The cook stepped up to Wechsler’s table and shook hands with him, as seemed still to be the custom in these parts. Wechsler asked after his father. The cook looked at him suspiciously and said his father had been dead for many years. Wechsler explained he used to live here once, and he asked after some of his old friends. The cook gave him what information he could. Some of Wechsler’s friends had moved away, others were dead. A few of the names the cook had never heard before.
But you do remember Wechsler, the architect? And his wife, Margrit?
The cook nodded and made a vague gesture, as if to say it was all a long time ago. His face looked suddenly tired.
The divorce was a bit of a scandal, said Wechsler. To begin with, the wife contested it. Hodel was the lawyer in the case. I’m sure you remember.
Hodel had since become a notary, said the cook, he ate lunch here every day. Then he excused himself. He was needed in the kitchen.
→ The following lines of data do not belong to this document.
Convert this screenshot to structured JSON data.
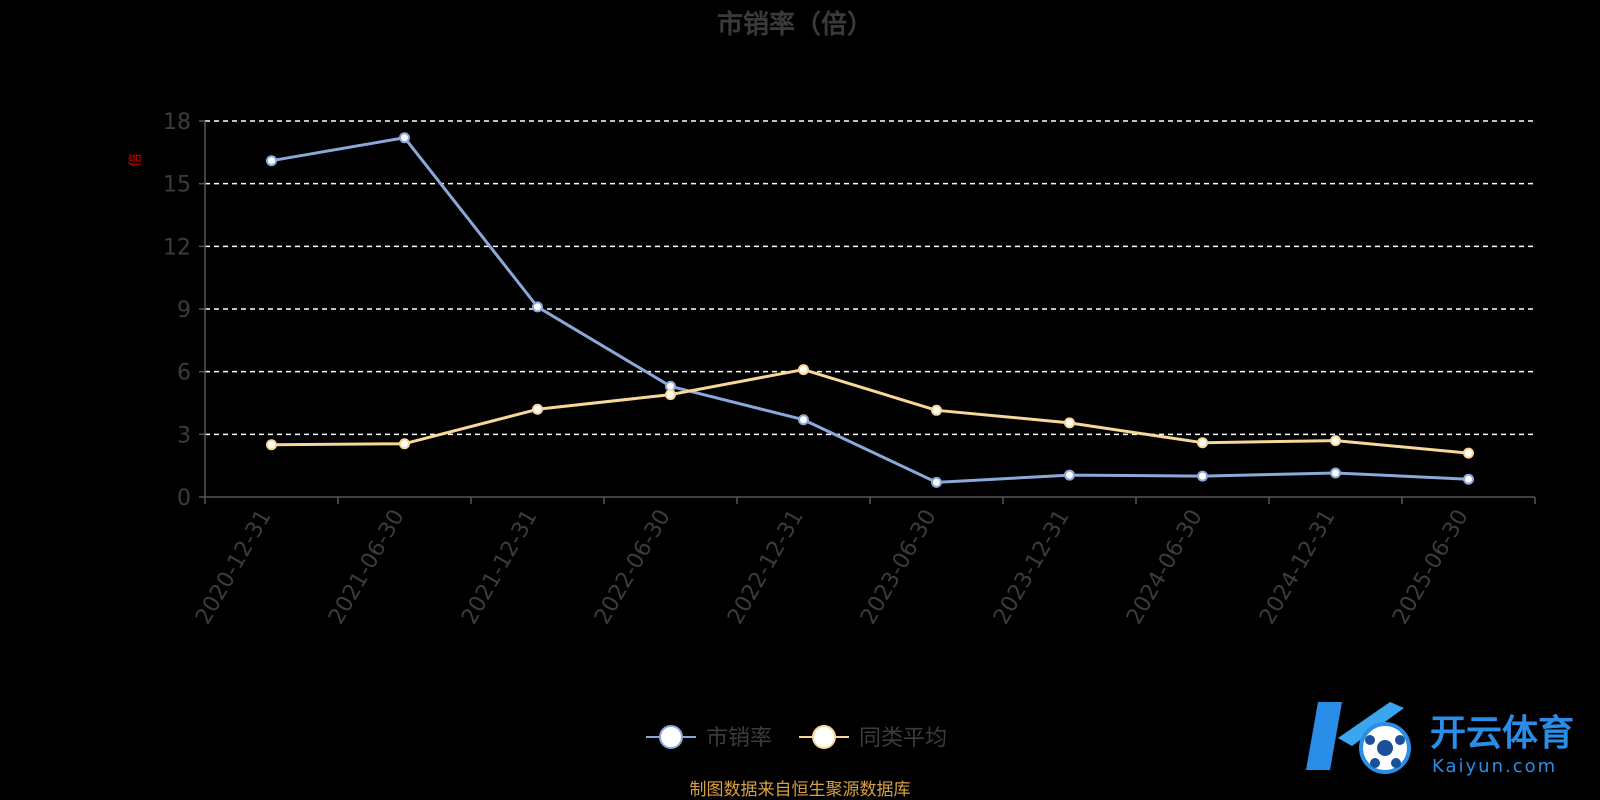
{
  "chart_data": {
    "type": "line",
    "title": "市销率（倍）",
    "unit_mark": "倍",
    "categories": [
      "2020-12-31",
      "2021-06-30",
      "2021-12-31",
      "2022-06-30",
      "2022-12-31",
      "2023-06-30",
      "2023-12-31",
      "2024-06-30",
      "2024-12-31",
      "2025-06-30"
    ],
    "ylim": [
      0,
      18
    ],
    "yticks": [
      "0",
      "3",
      "6",
      "9",
      "12",
      "15",
      "18"
    ],
    "grid": true,
    "legend_position": "bottom",
    "series": [
      {
        "name": "市销率",
        "color": "#8aa8d8",
        "values": [
          16.1,
          17.2,
          9.1,
          5.3,
          3.7,
          0.7,
          1.05,
          1.0,
          1.15,
          0.85
        ]
      },
      {
        "name": "同类平均",
        "color": "#f8d898",
        "values": [
          2.5,
          2.55,
          4.2,
          4.9,
          6.1,
          4.15,
          3.55,
          2.6,
          2.7,
          2.1
        ]
      }
    ]
  },
  "source_note": "制图数据来自恒生聚源数据库",
  "watermark": {
    "cn": "开云体育",
    "en": "Kaiyun.com"
  },
  "colors": {
    "background": "#000000",
    "grid": "#ffffff",
    "axis": "#555555",
    "watermark": "#2a8ee8"
  }
}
Wechsler called the waitress and said he had had a change of heart, he would have lunch here after all.
At twelve o’clock the bells in the nearby church began to toll, and the restaurant started filling up. Most of the customers came in small groups, and greeted the waitress by name. Wechsler had the feeling that these people, whom he didn’t know, had taken possession of his past. He had moved away and others had replaced him. The old village existed only in his memory.
Hodel entered the restaurant. He stopped in the doorway and looked around, as though the place belonged to him. Wechsler recognized the lawyer right away, even though he had grown old and bald and seemed shrunken. Their eyes met, and when Wechsler half got to his feet and smiled and nodded to Hodel, the latter came over to his table.
I’m so sorry, he said, with a questioning look in his eyes. I meet so many people …
Wechsler identified himself. Hodel’s face brightened, and he said, Well, well. A revenant. How are you?
The men shook hands and sat down. After a glance at the menu, Hodel ordered casually, as befits a regular. The waitress smiled when he asked her to bring a bottle of wine, the barrique, not the house wine.
Even the wine’s improved, Hodel observed.
He had kept seeing Wechsler’s name in the paper, he said, people in the village were proud of him. The indoor pool he had built … The outdoor pool, you mean, Wechsler corrected him. What was it that brought him back to the village, Hodel asked, and nodded when Wechsler said the cemetery chapel was being renovated. He had come to have a look at it. He wasn’t yet sure whether to bid for the contract or not. Hodel grinned and said the business with his wife had long since been forgotten and forgiven. Today, divorces were almost part of the bon ton. Suddenly Wechsler wished he had gone to a different restaurant. He didn’t want to be reminded of his early years. Time had passed, he had remarried, had become a father, and was expecting the birth of his first grandchild. He was happy with his life.
I’ll walk you to the cemetery, if you’ve no objection, Hodel said over coffee. The exercise will do me good.